Turn Detection Configuration
Overview
Turn Detection controls how the Voice Agent determines that a user has finished speaking and that the captured transcript is ready to be sent to the Conversational Agent for processing.
In natural conversations, users may pause briefly while thinking, reformulate a sentence, or continue speaking after a short silence. Turn Detection helps distinguish between these temporary pauses and the actual end of a speaking turn.
Proper turn detection improves the conversational experience by:
- Reducing premature responses
- Avoiding unnecessary waiting after a user finishes speaking
- Improving transcript quality
- Supporting natural conversation flow
IB-X supports both built-in server-side turn detection and optional external or custom model-based detection.
How Turn Detection Works
A typical voice interaction follows the sequence below:

Turn Detection continuously evaluates incoming speech and determines when the user has completed their turn.
Once a turn is considered complete, the transcript is committed and sent to the Conversational Agent for processing.
User Turn Handling
These settings control how user turns are finalized before the transcript is submitted to the Conversational Agent.
| Option | Default Value | Description |
|---|---|---|
| Force End Timeout | 12 seconds | Safety timeout used to force-close the user turn if a clean stopped-speaking signal is not received. A value of 0 disables this timeout. |
| Post Turn Commit Delay | 150 ms | Additional delay after the system believes the user has stopped speaking before sending the transcript to the Conversational Agent. This allows final transcription updates and corrections to arrive before processing begins. |
Smart Turn Detection
Smart Turn Detection uses a model-based approach to determine whether the user has genuinely finished speaking.
Compared to simple silence detection, Smart Turn Detection can provide a more natural conversational experience by considering speech patterns and conversational context.

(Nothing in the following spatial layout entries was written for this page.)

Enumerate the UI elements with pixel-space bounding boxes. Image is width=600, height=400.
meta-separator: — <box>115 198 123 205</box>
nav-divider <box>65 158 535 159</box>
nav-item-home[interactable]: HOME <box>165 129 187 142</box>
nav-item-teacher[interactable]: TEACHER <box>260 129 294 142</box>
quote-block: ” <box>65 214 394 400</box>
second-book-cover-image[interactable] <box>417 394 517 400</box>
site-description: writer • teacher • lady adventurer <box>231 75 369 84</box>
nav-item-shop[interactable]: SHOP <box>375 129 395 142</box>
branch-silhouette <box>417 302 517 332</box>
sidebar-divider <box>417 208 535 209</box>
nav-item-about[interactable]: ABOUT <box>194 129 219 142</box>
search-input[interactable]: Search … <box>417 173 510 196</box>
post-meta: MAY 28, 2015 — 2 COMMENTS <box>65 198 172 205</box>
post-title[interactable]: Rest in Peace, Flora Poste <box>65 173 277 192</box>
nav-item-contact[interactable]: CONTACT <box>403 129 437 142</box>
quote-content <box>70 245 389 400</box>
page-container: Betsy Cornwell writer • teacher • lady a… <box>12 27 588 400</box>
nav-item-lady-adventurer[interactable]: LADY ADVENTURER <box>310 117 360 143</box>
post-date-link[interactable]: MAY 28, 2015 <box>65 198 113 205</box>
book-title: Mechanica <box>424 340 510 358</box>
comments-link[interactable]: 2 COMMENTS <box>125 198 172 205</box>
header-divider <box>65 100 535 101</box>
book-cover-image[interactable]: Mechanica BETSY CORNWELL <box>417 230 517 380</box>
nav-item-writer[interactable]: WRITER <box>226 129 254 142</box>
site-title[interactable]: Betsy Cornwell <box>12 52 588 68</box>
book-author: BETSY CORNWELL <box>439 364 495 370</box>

| Option | Default Value | Description |
|---|---|---|
| HTTP Service URL | Empty | Optional external HTTP endpoint used for turn detection. If not specified, the built-in server-side turn detection is used. |
| Local ONNX Model Path | Empty | Optional path to a custom ONNX model used for turn detection. If not specified, the default built-in model is used. |
| Stop Silence Duration | 0.2 seconds | Duration of silence required before Smart Turn Detection force-completes the turn when the model remains uncertain. Lower values provide faster responses, while higher values better tolerate natural thinking pauses. Values less than or equal to 0 use the system default. |
Choosing Appropriate Settings
Faster Responses
For highly interactive conversations where responsiveness is critical:
- Reduce Stop Silence Duration
- Reduce Post Turn Commit Delay
This causes the agent to respond more quickly after the user stops speaking.
Improved Accuracy
For conversations where users frequently pause while speaking:
- Increase Stop Silence Duration
- Increase Force End Timeout
This reduces the chance of the agent responding before the user has completed their thought.
Custom Detection Models
Organizations may choose to use:
- External turn detection services
- Custom ONNX models
- Specialized conversational models
Custom models can be useful when optimizing for specific languages, domains, or speaking styles.
Best Practices
- Use the default settings unless a specific tuning requirement exists.
- Test turn detection using realistic user conversations.
- Avoid excessively low silence thresholds, which may cause premature responses.
- Avoid excessively high silence thresholds, which may make the agent feel unresponsive.
- Validate behavior across different languages, accents, and speaking styles.
- Re-evaluate settings when changing speech recognition providers or models.